Search code examples
azure-data-explorerkql

Kusto: How summarize calculated data


I have start and end calculated columns which I have read from Table1. And comparing the how many events are happened in this between time .

Input Data:
    let Mytable1=datatable (Vin:string,start_time:datetime ,End_time:datetime )
    [ABC,datetime(2021-03-18 08:49:08.467), datetime(2021-03-18 13:32:28.000),
    ABC,datetime(2021-03-18 13:41:59.323),datetime(2021-03-18 13:41:59.323),
    ABC,datetime(2021-03-18 13:46:59.239),datetime(2021-03-18 14:58:02.000)];

    let Mytable2=datatable(Vin:string,Timestamp:datetime)
    [ABC,datetime(2021-03-18 08:49:08.467),ABC,datetime(2021-03-18 08:59:08.466),ABC,datetime(2021-03-18 09:04:08.460),ABC,datetime(2021-03-18 13:24:27.0000000)];

Query:

let Test=Table1 
|where Vin =="ABC" | distinct Vin,Start_Time,End_Time;
let min1=toscalar(Test |summarize min1= min(Start_Time));
let max1=toscalar(Test |summarize max1=max(End_Time));
Table2
|where Vin =="ABC" and  Timestamp between (todatetime(min1) ..todatetime(max1))
| join  kind=fullouter   Test
on  $left.Vin == $right.Vin and $left.Timestamp== $right.Start_Time 
|summarize Events= (count())  by Timestamp,Vin,Start_Time,End_Time
|project Timestamp,Start_Time,End_Time,Events

Output of above query is : enter image description here But My expected output is : enter image description here Means Events count from between two start and end time.


Solution

  • You should not have timestamp in your final aggregation.
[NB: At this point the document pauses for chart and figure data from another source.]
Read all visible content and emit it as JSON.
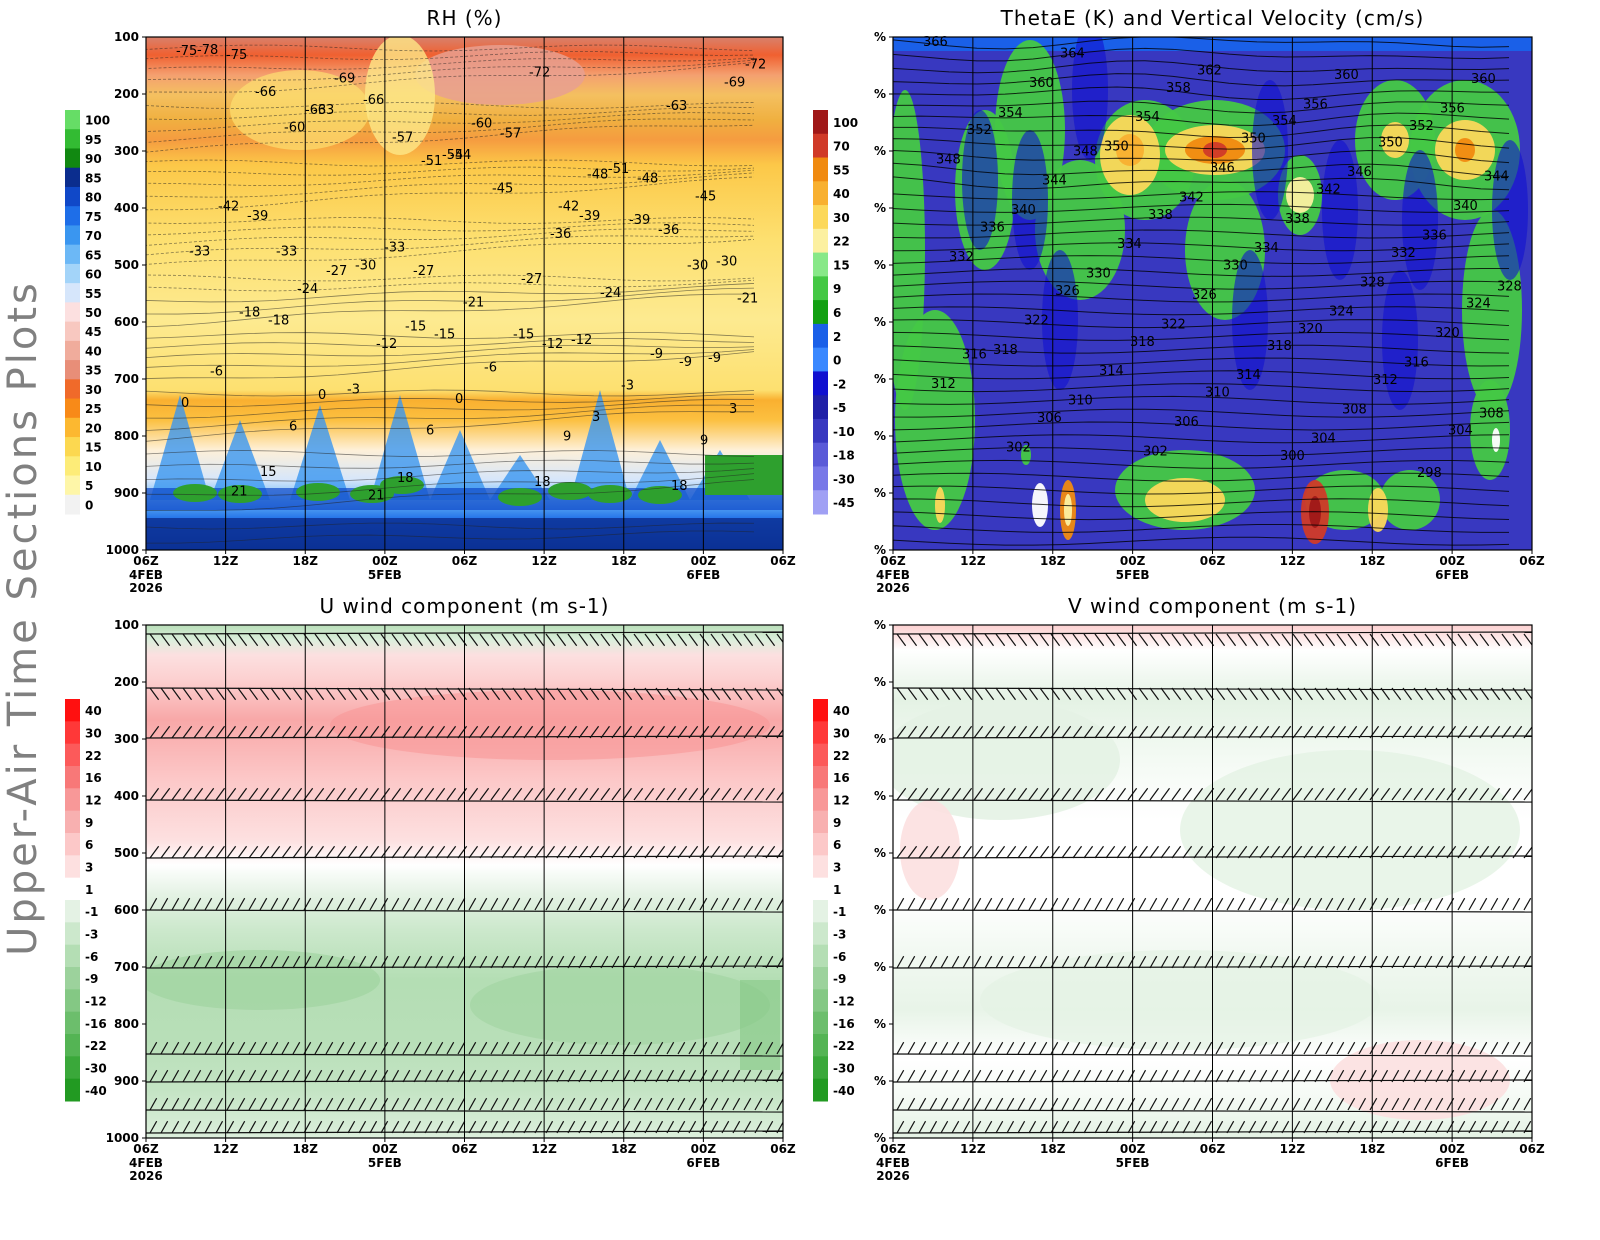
{
  "figure": {
    "side_title": "Upper-Air Time Sections Plots"
  },
  "chart_data": [
    {
      "type": "heatmap",
      "title": "RH (%)",
      "y_axis": {
        "type": "pressure",
        "ylim": [
          1000,
          100
        ],
        "tick_labels": [
          "100",
          "200",
          "300",
          "400",
          "500",
          "600",
          "700",
          "800",
          "900",
          "1000"
        ]
      },
      "x_axis": {
        "tick_labels": [
          "06Z",
          "12Z",
          "18Z",
          "00Z",
          "06Z",
          "12Z",
          "18Z",
          "00Z",
          "06Z"
        ],
        "date_labels": [
          {
            "at": 0,
            "lines": [
              "4FEB",
              "2026"
            ]
          },
          {
            "at": 3,
            "lines": [
              "5FEB"
            ]
          },
          {
            "at": 7,
            "lines": [
              "6FEB"
            ]
          }
        ]
      },
      "colorbar_labels": [
        "100",
        "95",
        "90",
        "85",
        "80",
        "75",
        "70",
        "65",
        "60",
        "55",
        "50",
        "45",
        "40",
        "35",
        "30",
        "25",
        "20",
        "15",
        "10",
        "5",
        "0"
      ],
      "colorbar_colors": [
        "#66dd66",
        "#33bb33",
        "#118811",
        "#0b2d8e",
        "#1048c8",
        "#1e6ee8",
        "#3a96f0",
        "#6cb8f6",
        "#a3d4f9",
        "#d6e6fb",
        "#fce0e0",
        "#f8c8c0",
        "#f0ac9c",
        "#e88e78",
        "#f06a2a",
        "#f88a18",
        "#fcb830",
        "#fcd850",
        "#fdec78",
        "#fef6a8",
        "#f2f2f2"
      ],
      "contour_labels": [
        "-75",
        "-63",
        "-54",
        "-48",
        "-69",
        "-60",
        "-51",
        "-42",
        "-45",
        "-66",
        "-57",
        "-72",
        "-63",
        "-75",
        "-66",
        "-57",
        "-48",
        "-78",
        "-69",
        "-60",
        "-51",
        "-72",
        "-63",
        "-54",
        "-39",
        "-30",
        "-33",
        "-27",
        "-36",
        "-30",
        "-39",
        "-33",
        "-27",
        "-36",
        "-42",
        "-30",
        "-45",
        "-39",
        "-33",
        "-27",
        "-21",
        "-24",
        "-21",
        "-24",
        "-15",
        "-12",
        "-9",
        "-18",
        "-15",
        "-12",
        "-9",
        "-18",
        "-12",
        "-15",
        "-9",
        "-6",
        "-3",
        "-6",
        "-3",
        "0",
        "0",
        "0",
        "3",
        "3",
        "6",
        "6",
        "9",
        "9",
        "15",
        "18",
        "18",
        "18",
        "21",
        "21"
      ]
    },
    {
      "type": "heatmap",
      "title": "ThetaE (K) and Vertical Velocity (cm/s)",
      "y_axis": {
        "type": "pressure",
        "ylim": [
          1000,
          100
        ],
        "tick_labels": [
          "%",
          "%",
          "%",
          "%",
          "%",
          "%",
          "%",
          "%",
          "%",
          "%"
        ]
      },
      "x_axis": {
        "tick_labels": [
          "06Z",
          "12Z",
          "18Z",
          "00Z",
          "06Z",
          "12Z",
          "18Z",
          "00Z",
          "06Z"
        ],
        "date_labels": [
          {
            "at": 0,
            "lines": [
              "4FEB",
              "2026"
            ]
          },
          {
            "at": 3,
            "lines": [
              "5FEB"
            ]
          },
          {
            "at": 7,
            "lines": [
              "6FEB"
            ]
          }
        ]
      },
      "colorbar_labels": [
        "100",
        "70",
        "55",
        "40",
        "30",
        "22",
        "15",
        "9",
        "6",
        "2",
        "0",
        "-2",
        "-5",
        "-10",
        "-18",
        "-30",
        "-45"
      ],
      "colorbar_colors": [
        "#a01818",
        "#d03a28",
        "#f08a10",
        "#f8b030",
        "#fcd85a",
        "#fcf0a0",
        "#88e888",
        "#44c844",
        "#12a012",
        "#1a60e8",
        "#3a88ff",
        "#1010d0",
        "#2020a8",
        "#3838c0",
        "#5a5ad8",
        "#7878e8",
        "#a0a0f4"
      ],
      "contour_labels": [
        "366",
        "364",
        "362",
        "360",
        "360",
        "360",
        "358",
        "356",
        "356",
        "354",
        "354",
        "354",
        "352",
        "352",
        "350",
        "350",
        "350",
        "348",
        "348",
        "346",
        "346",
        "344",
        "344",
        "342",
        "342",
        "340",
        "340",
        "338",
        "338",
        "336",
        "336",
        "334",
        "334",
        "332",
        "332",
        "330",
        "330",
        "328",
        "328",
        "326",
        "326",
        "324",
        "324",
        "322",
        "322",
        "320",
        "320",
        "318",
        "318",
        "318",
        "316",
        "316",
        "314",
        "314",
        "312",
        "312",
        "310",
        "310",
        "308",
        "308",
        "306",
        "306",
        "304",
        "304",
        "302",
        "302",
        "300",
        "298"
      ]
    },
    {
      "type": "heatmap",
      "title": "U wind component (m s-1)",
      "y_axis": {
        "type": "pressure",
        "ylim": [
          1000,
          100
        ],
        "tick_labels": [
          "100",
          "200",
          "300",
          "400",
          "500",
          "600",
          "700",
          "800",
          "900",
          "1000"
        ]
      },
      "x_axis": {
        "tick_labels": [
          "06Z",
          "12Z",
          "18Z",
          "00Z",
          "06Z",
          "12Z",
          "18Z",
          "00Z",
          "06Z"
        ],
        "date_labels": [
          {
            "at": 0,
            "lines": [
              "4FEB",
              "2026"
            ]
          },
          {
            "at": 3,
            "lines": [
              "5FEB"
            ]
          },
          {
            "at": 7,
            "lines": [
              "6FEB"
            ]
          }
        ]
      },
      "colorbar_labels": [
        "40",
        "30",
        "22",
        "16",
        "12",
        "9",
        "6",
        "3",
        "1",
        "-1",
        "-3",
        "-6",
        "-9",
        "-12",
        "-16",
        "-22",
        "-30",
        "-40"
      ],
      "colorbar_colors": [
        "#ff1010",
        "#ff3838",
        "#fc5a5a",
        "#f87878",
        "#f89898",
        "#f8b0b0",
        "#fcc8c8",
        "#fde0e0",
        "#ffffff",
        "#e4f2e4",
        "#cce8cc",
        "#b4deb4",
        "#9cd29c",
        "#84c884",
        "#6cbe6c",
        "#54b454",
        "#3aa83a",
        "#229a22"
      ]
    },
    {
      "type": "heatmap",
      "title": "V wind component (m s-1)",
      "y_axis": {
        "type": "pressure",
        "ylim": [
          1000,
          100
        ],
        "tick_labels": [
          "%",
          "%",
          "%",
          "%",
          "%",
          "%",
          "%",
          "%",
          "%",
          "%"
        ]
      },
      "x_axis": {
        "tick_labels": [
          "06Z",
          "12Z",
          "18Z",
          "00Z",
          "06Z",
          "12Z",
          "18Z",
          "00Z",
          "06Z"
        ],
        "date_labels": [
          {
            "at": 0,
            "lines": [
              "4FEB",
              "2026"
            ]
          },
          {
            "at": 3,
            "lines": [
              "5FEB"
            ]
          },
          {
            "at": 7,
            "lines": [
              "6FEB"
            ]
          }
        ]
      },
      "colorbar_labels": [
        "40",
        "30",
        "22",
        "16",
        "12",
        "9",
        "6",
        "3",
        "1",
        "-1",
        "-3",
        "-6",
        "-9",
        "-12",
        "-16",
        "-22",
        "-30",
        "-40"
      ],
      "colorbar_colors": [
        "#ff1010",
        "#ff3838",
        "#fc5a5a",
        "#f87878",
        "#f89898",
        "#f8b0b0",
        "#fcc8c8",
        "#fde0e0",
        "#ffffff",
        "#e4f2e4",
        "#cce8cc",
        "#b4deb4",
        "#9cd29c",
        "#84c884",
        "#6cbe6c",
        "#54b454",
        "#3aa83a",
        "#229a22"
      ]
    }
  ]
}
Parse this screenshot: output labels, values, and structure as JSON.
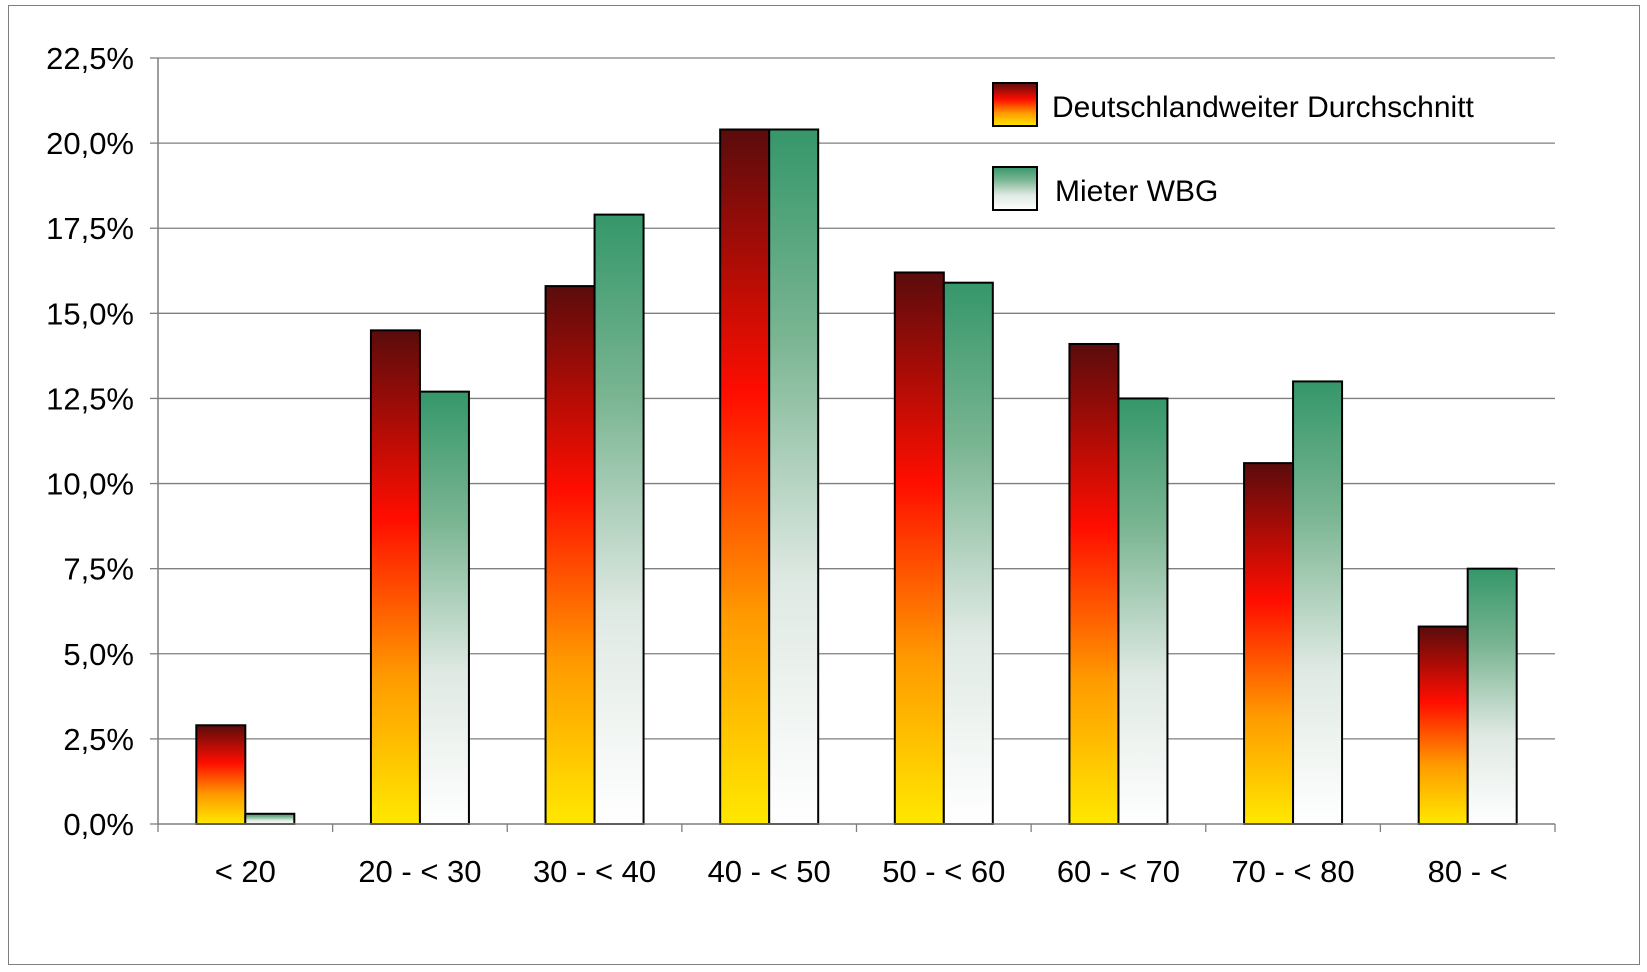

A working example could look like:

    let measurement_range=datatable (vin:string,start_time:datetime ,end_time:datetime )
    ["ABC",datetime(2021-03-18 08:49:08.467),datetime(2021-03-18 13:32:28.000),
     "ABC",datetime(2021-03-18 13:41:59.323),datetime(2021-03-18 13:44:59.323),
     "ABC",datetime(2021-03-18 13:46:59.239),datetime(2021-03-18 14:58:02.000),
     ];
    let measurement=datatable(vin:string,timestamp:datetime)
        ["ABC",datetime(2021-03-18 08:49:08.467),
         "ABC",datetime(2021-03-18 08:59:08.466),
         "ABC",datetime(2021-03-18 09:04:08.460),
         "ABC",datetime(2021-03-18 13:42:27.0000000)];
    measurement_range
    | join kind=inner (measurement) 
            on vin     
    | where timestamp between (start_time..end_time)
    | summarize event=(count()) by vin, start_time, end_time
    

    With this you get a count for your measurement window. In this example you get a large intermediate resultset, as the timerange is considered in the where statement. Please see the Azure Data Explorer Documentation how to optimize time window joins (the example is not efficient for larger datasets).